We previously discovered that age ≥65 years showed independent relationship with mortality.[10] Chen et al[17] reported that the 30-day mortality rate was associated with age. Kelly et al[18] found that patients greater than 65 years of age had a higher incidence of altered mental status on presentation and that CURB scores and pneumonia severity index were higher in the older patients. Incorporation of age ≥65 years into our presently simplified minor criteria orchestrated a further improvement in sensitivity, Youden index, and AUC and then best predicted mortality. Future prospective clinical multicenter studies should also be performed to assess the generalizability.

CURB-65 score predicted mortality in CAP better than IDSA/ATS minor criteria in a low-mortality-rate setting.[9] Inclusion of nonpredictive variables might be envisaged to interpret the finding. PaO2/FiO2 ≤250 mmHg (a strong predictive value)[4] and multilobar infiltrates substituted for low blood pressure (nonpredictive variable),[4] which was the difference between modified minor criteria and CURB-65 score. This might be envisaged to interpret the reason why modified minor criteria was performed better than CURB-65 score for the prediction of mortality in the validation cohort. But why not in the retrospective cohort? CURB-65 scoring system performs well at identifying patients with pneumonia who have a low risk of death.[19] The mortality in the retrospective cohort was lower than that in the validation cohort. This might be the causation.

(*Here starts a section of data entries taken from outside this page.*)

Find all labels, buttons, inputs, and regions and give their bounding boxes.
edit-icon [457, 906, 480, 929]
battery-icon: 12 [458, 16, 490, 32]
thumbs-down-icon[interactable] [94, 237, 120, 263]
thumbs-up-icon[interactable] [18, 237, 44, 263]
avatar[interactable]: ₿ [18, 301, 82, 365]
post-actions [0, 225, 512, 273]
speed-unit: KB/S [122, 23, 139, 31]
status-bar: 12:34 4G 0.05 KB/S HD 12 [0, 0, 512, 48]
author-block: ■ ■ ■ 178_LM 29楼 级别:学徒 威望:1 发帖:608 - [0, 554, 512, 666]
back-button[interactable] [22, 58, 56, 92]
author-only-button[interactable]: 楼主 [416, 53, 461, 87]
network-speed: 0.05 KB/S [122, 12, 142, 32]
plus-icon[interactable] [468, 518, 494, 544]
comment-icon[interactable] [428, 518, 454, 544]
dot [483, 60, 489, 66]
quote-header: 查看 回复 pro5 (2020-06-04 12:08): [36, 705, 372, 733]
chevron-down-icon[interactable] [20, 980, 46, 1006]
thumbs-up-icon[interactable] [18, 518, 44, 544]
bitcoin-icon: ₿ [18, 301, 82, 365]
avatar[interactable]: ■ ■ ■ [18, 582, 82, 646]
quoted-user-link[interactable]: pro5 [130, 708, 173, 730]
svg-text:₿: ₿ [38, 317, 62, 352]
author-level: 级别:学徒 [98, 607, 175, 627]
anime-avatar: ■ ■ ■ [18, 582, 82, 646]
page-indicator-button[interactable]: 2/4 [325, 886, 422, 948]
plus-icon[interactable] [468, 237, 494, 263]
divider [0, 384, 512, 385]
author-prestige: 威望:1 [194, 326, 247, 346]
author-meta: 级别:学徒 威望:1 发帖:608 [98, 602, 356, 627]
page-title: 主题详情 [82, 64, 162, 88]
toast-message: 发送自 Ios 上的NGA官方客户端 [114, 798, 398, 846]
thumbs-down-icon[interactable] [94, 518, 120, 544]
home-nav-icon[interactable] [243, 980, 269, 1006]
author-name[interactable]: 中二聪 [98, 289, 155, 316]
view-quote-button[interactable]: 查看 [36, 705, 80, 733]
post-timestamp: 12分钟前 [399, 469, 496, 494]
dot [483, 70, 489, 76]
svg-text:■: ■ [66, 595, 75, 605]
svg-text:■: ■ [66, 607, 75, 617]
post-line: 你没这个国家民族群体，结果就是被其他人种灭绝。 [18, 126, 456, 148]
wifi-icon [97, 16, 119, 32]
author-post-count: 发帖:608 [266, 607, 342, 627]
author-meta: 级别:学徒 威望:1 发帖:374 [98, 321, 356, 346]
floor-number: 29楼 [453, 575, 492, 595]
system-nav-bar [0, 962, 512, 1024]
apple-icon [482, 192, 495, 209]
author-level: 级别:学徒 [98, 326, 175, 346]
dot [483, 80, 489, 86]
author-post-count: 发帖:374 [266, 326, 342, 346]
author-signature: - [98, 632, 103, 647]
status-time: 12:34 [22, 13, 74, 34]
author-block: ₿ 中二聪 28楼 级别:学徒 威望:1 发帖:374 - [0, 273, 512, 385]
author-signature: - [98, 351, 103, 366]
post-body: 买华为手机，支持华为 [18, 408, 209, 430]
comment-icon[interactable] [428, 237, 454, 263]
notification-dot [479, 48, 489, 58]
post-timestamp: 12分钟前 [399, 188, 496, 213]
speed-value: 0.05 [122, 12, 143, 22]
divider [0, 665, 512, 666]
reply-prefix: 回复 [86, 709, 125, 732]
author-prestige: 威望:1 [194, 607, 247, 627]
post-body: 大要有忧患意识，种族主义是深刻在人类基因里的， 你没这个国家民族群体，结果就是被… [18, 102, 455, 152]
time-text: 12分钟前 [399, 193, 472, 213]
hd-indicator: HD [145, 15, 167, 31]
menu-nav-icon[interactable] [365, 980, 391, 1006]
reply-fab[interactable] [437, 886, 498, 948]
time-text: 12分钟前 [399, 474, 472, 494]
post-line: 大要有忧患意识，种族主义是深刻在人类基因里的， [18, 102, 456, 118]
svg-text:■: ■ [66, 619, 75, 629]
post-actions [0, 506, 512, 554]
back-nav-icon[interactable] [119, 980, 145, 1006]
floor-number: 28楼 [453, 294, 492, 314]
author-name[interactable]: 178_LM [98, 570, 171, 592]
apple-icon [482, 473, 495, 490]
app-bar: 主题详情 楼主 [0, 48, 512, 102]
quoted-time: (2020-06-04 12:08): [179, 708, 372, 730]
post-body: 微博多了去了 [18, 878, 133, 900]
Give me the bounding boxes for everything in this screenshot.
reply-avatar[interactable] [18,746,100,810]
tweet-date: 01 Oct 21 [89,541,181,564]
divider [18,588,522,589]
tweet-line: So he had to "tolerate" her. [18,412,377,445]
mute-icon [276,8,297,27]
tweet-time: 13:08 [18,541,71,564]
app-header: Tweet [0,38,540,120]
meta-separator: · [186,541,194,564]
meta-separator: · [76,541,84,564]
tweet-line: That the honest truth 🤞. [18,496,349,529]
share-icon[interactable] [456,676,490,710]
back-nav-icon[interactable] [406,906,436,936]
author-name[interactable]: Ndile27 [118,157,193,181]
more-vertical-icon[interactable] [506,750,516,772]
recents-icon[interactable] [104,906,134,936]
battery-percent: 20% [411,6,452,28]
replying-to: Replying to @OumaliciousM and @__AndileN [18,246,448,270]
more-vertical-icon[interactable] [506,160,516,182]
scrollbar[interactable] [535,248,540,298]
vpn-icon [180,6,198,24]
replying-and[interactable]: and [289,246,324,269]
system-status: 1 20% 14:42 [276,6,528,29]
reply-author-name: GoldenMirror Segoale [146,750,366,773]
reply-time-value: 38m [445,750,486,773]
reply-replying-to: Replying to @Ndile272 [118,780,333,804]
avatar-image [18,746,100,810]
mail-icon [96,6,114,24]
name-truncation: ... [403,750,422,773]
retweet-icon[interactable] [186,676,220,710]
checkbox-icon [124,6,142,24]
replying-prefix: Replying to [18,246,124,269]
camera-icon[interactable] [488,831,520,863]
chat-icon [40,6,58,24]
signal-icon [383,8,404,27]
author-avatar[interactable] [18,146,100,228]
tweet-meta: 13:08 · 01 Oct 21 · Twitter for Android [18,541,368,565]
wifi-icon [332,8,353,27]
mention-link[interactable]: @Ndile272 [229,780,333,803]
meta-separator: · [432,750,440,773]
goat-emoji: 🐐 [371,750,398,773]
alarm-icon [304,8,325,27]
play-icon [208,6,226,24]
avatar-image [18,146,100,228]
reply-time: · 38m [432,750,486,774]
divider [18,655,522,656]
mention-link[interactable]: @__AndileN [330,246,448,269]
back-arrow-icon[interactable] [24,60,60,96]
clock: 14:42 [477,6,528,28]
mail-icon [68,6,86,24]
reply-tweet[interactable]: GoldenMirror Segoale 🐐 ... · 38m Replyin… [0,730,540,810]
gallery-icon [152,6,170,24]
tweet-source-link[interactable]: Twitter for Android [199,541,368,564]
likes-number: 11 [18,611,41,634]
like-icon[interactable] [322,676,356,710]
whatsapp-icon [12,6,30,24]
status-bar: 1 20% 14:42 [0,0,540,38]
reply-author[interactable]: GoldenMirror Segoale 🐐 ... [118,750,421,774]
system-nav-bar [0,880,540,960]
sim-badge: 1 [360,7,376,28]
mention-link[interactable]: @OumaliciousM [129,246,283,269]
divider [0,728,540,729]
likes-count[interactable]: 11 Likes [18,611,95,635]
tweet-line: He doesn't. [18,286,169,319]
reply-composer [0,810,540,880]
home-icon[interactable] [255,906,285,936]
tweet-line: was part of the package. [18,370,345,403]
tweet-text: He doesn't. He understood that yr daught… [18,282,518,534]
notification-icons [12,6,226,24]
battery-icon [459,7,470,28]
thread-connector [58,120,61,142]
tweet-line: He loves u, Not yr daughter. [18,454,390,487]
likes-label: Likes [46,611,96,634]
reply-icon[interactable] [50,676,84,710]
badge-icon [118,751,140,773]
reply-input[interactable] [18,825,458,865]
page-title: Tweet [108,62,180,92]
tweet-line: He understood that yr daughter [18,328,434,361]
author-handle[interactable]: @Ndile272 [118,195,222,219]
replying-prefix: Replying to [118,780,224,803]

A big difficulty in the management of CAP is to screen patients who might rapidly develop adverse medical outcomes among those not meeting the IDSA/ATS major criteria. The current findings might have implications for the management of the disease, especially at the emergency department, which may improve survival. The patients with CAP might be triaged more appropriately according to simplified minor criteria, and most accurately by using the modified version. They might help us make more accurate clinical decisions about where these patients should be treated at (ICU vs non-ICU), and need for advance care. Sound site decision can optimize initial antibiotic treatment and is beneficial to reducing mortality.[20-23] Lack of ICU resources is a universal problem, especially in limited resources settings, but admission of CAP patients unlikely to benefit more from ICU care is not scarce. What we suggested might constitute 2 more pragmatic rules, which were more suitable for clinic and emergency department, to predict mortality from CAP.

LIMITATIONS

This study has 3 main limitations. First, this was a prospective 2 center, not a multicentre, validation cohort study. Second, there were relatively small samples. The findings might have been more robust with a greater number of patients met the criteria. Finally, the clinical outcomes data on ICU utilization were not collected. Accuracy of ICU admission prediction is pivotal to improve patient management.

CONCLUSIONS

The 2007 IDSA/ATS minor criteria could be simplified to 5 variables and then be modified to orchestrate improvements in predicting mortality in CAP patients. The modified version best predicted mortality. These were more suitable for clinic and emergency department.